Time Series Measurement of Dimethylsulfide Dynamics at BATS

Funding: NSF
Collaborative Research: Time Series Measurement of Dimethylsulfide Dynamics at BATS
Grant number OCE-0424815.
P.I.'s and Collaborators: J. Dacey and D.Toole (WHOI);N .R. Bates (BIOS).


 
Contributing to understanding the Ocean DMS and the Sulphur Cycle in the North Atlantic Ocean
 
Project Overview:
 

Characterization and quantification of biosphere-climate interactions is critical to understanding and predicting climate change. The feedback between biosphere and climate is mediated to a significant degree by the dynamics of radiatively active, biogenic trace gases. Quantifying the dynamics and air-sea exchange of these gases is a major objective of the new I.G.B.P. (International Biosphere-Geosphere Program) program SOLAS, the Surface Ocean Lower Atmosphere Study. The biogenic production and subsequent ventilation of dimethyl sulfide (DMS) is climatically important as it has been postulated that DMS and its atmospheric oxidation products are part of a cloud albedo feedback mechanism which links global biosphere and climate. Progress in understanding biosphere-climate interactions is hampered largely because it is difficult to accurately constrain, parameterize, or validate models. There are simply not enough field observations collected in conjunction with the appropriate ancillary data to assess forcing factors in a mechanistic and predictive way. This project is designed to accomplish those goals. The study will reinitiate and expand a DMS time-series conducted in the early 1990's in the Sargasso Sea, part of the oligotrophic North Atlantic subtropical gyre. The previous time series (Dacey et al., 1998) is the only long-term time series for DMS in the deep ocean.
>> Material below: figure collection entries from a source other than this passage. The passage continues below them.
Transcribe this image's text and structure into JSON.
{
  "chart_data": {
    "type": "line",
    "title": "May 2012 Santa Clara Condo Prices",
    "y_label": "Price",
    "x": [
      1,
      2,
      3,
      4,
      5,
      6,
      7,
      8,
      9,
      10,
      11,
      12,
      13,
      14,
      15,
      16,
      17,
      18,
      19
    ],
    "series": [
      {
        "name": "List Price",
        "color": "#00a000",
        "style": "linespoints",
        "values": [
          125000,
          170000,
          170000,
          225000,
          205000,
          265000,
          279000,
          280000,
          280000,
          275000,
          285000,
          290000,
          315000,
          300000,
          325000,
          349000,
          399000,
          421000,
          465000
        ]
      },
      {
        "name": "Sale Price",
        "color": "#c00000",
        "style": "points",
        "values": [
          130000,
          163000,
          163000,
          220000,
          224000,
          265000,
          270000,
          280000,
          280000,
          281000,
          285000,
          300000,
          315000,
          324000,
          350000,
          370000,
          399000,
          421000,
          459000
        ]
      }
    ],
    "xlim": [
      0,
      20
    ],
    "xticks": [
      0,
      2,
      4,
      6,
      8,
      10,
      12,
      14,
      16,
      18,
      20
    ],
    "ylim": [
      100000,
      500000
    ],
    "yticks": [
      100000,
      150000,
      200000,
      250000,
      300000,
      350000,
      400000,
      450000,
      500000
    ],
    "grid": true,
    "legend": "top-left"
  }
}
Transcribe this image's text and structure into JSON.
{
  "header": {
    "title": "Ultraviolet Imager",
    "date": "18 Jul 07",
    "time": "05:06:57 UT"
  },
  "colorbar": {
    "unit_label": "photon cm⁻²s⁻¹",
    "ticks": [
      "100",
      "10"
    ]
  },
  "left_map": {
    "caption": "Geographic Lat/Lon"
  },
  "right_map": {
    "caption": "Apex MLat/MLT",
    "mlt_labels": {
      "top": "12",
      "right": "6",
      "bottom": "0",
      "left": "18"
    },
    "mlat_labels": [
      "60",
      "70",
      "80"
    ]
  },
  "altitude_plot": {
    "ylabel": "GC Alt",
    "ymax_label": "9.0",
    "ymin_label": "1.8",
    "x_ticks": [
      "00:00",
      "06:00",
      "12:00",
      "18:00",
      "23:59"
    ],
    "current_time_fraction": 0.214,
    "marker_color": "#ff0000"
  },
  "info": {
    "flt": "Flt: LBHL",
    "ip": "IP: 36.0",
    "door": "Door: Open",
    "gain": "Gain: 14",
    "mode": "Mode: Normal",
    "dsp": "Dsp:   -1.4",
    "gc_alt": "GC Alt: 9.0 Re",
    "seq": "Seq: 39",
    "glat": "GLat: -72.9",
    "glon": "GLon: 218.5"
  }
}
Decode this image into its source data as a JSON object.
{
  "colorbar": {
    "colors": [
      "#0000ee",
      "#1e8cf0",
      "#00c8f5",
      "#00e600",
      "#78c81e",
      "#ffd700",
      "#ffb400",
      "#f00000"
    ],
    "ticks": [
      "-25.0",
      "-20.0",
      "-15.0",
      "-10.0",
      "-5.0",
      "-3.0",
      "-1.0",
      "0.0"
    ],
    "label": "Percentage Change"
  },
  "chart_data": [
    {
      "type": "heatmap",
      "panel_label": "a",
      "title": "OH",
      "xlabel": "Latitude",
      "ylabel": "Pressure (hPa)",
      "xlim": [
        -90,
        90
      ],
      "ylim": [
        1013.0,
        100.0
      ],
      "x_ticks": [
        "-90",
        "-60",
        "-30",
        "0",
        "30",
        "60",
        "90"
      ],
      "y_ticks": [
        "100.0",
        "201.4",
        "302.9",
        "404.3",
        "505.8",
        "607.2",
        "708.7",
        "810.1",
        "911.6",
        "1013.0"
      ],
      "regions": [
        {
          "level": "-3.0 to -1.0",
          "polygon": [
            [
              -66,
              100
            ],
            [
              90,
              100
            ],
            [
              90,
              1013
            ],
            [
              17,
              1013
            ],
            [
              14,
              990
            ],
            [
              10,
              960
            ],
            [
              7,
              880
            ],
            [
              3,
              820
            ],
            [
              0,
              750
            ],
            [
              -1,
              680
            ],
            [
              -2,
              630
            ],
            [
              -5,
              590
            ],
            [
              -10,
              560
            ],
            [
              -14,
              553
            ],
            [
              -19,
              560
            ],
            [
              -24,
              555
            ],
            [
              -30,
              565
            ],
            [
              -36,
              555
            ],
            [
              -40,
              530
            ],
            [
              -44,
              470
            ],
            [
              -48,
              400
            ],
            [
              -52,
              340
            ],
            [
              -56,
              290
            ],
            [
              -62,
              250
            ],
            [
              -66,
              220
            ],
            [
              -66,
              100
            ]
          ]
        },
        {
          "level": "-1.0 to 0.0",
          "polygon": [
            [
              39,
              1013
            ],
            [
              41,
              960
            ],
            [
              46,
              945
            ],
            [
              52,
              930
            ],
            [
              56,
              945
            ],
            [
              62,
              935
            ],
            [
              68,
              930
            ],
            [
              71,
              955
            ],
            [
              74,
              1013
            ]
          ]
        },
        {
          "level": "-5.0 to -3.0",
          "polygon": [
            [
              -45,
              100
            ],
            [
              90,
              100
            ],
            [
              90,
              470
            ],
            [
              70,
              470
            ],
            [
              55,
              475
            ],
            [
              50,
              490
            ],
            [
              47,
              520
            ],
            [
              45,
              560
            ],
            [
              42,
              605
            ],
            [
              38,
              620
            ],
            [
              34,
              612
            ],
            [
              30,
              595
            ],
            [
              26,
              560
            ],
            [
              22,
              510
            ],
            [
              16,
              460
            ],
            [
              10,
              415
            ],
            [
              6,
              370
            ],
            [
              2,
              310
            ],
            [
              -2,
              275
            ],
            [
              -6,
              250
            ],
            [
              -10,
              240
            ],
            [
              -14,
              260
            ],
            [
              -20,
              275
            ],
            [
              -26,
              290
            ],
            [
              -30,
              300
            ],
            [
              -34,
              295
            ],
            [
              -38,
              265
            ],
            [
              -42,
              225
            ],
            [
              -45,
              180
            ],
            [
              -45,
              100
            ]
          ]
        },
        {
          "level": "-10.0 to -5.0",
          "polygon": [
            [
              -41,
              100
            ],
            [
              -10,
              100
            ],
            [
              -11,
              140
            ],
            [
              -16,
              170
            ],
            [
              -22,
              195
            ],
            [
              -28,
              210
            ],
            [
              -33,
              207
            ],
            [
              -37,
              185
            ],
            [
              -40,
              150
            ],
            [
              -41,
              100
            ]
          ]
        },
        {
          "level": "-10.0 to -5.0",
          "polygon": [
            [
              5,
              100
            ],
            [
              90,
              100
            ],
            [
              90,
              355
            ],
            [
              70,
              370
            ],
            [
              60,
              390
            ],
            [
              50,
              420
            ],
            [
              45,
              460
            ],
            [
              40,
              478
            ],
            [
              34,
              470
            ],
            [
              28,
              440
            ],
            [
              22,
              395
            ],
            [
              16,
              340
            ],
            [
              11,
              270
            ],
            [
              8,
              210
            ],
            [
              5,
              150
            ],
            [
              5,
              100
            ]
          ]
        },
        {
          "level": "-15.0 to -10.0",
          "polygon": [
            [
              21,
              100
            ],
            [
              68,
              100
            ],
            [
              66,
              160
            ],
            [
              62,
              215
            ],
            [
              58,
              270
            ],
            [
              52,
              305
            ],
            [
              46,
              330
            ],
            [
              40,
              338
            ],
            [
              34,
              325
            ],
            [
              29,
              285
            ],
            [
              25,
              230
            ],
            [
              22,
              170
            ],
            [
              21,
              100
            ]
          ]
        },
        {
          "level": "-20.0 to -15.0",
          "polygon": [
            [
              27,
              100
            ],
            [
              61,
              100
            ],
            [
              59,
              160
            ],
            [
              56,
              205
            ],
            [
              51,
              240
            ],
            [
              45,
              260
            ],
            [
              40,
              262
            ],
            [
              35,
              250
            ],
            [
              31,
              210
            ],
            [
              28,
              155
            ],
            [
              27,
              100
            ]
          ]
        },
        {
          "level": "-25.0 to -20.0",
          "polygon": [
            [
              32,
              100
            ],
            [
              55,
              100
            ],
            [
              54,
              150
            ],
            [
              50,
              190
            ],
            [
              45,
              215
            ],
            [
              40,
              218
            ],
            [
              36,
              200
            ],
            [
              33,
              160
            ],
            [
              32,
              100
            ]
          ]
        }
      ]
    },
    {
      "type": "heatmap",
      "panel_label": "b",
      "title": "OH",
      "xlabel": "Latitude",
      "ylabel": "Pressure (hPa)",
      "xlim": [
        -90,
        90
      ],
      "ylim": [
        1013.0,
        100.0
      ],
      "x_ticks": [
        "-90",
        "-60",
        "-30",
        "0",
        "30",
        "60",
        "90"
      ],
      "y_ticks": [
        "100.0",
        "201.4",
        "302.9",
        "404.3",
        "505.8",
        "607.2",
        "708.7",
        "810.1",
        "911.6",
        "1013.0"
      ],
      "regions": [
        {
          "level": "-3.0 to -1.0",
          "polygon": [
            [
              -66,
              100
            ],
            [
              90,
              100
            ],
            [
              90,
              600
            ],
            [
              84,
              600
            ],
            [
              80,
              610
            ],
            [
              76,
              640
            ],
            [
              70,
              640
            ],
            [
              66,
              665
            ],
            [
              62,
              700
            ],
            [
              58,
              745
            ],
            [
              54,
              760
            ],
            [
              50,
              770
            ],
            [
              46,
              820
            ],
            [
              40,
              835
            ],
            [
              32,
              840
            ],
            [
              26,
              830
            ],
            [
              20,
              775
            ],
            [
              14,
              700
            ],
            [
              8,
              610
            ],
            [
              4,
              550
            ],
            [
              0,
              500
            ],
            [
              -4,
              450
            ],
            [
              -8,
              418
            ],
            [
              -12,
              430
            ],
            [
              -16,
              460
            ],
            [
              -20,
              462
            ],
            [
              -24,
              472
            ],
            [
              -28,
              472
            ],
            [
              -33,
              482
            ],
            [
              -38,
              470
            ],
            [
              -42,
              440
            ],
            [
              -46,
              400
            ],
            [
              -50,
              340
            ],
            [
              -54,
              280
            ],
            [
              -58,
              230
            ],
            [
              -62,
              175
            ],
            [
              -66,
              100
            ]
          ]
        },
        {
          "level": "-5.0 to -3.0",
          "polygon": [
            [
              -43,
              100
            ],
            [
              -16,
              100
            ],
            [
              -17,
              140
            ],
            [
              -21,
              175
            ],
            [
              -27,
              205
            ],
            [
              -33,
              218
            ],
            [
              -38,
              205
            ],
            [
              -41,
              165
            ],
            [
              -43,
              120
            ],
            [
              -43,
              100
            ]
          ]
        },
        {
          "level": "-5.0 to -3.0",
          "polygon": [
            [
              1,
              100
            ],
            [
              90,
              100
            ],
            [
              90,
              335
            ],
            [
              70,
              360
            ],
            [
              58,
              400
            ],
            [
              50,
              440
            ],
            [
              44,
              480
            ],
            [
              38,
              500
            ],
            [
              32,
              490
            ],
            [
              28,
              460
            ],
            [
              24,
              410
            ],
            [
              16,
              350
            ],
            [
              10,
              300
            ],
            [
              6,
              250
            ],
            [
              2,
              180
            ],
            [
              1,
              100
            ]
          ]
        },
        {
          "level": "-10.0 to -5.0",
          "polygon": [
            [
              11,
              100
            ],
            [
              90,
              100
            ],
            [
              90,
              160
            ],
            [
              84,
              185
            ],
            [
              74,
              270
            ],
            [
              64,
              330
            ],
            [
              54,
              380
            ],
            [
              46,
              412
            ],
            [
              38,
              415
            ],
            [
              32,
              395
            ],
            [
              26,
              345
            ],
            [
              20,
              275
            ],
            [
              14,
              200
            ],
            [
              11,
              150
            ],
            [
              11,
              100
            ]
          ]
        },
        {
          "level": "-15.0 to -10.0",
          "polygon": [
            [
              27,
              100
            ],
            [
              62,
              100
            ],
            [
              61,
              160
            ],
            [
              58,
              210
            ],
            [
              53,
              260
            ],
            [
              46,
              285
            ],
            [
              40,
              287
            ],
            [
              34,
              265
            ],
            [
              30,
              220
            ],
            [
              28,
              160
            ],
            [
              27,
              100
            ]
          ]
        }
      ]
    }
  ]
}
This new project will generate a robust new time-series data set of DMS dynamics that includes critical pool and rate measurements vital to assess not only the long-term variability of the DMS pool (and major associated compounds) but also the short-term dynamics of DMS and dimethylsulfoniopropionate (DMSP - the main precursor of DMS in ocean water) that underlie this long-term variability. By revisiting the same oceanic gyre, this new study will represent the first long term comparison of DMS and DMSP concentrations anywhere in deep ocean. The measurements made in the first study will be repeated now, more than a decade later, in addition to a broader suite of measurements to address new hypotheses measurements made in the first study to address new hypotheses about the factors controlling DMS dynamics. Monthly and process measurements will include key turnover dynamics of DMS and dissolved DMSP in surface waters using new 35S tracer methods, aqueous DMSO concentrations, and diel variations in atmospheric DMS during the BATS cruises. This comprehensive timeseries and process sampling scheme will allow us to mechanistically describe the controls on key DMS, DMSP, and DMSO turnover rates and will serve as a unique validation data set for past and future modeling efforts.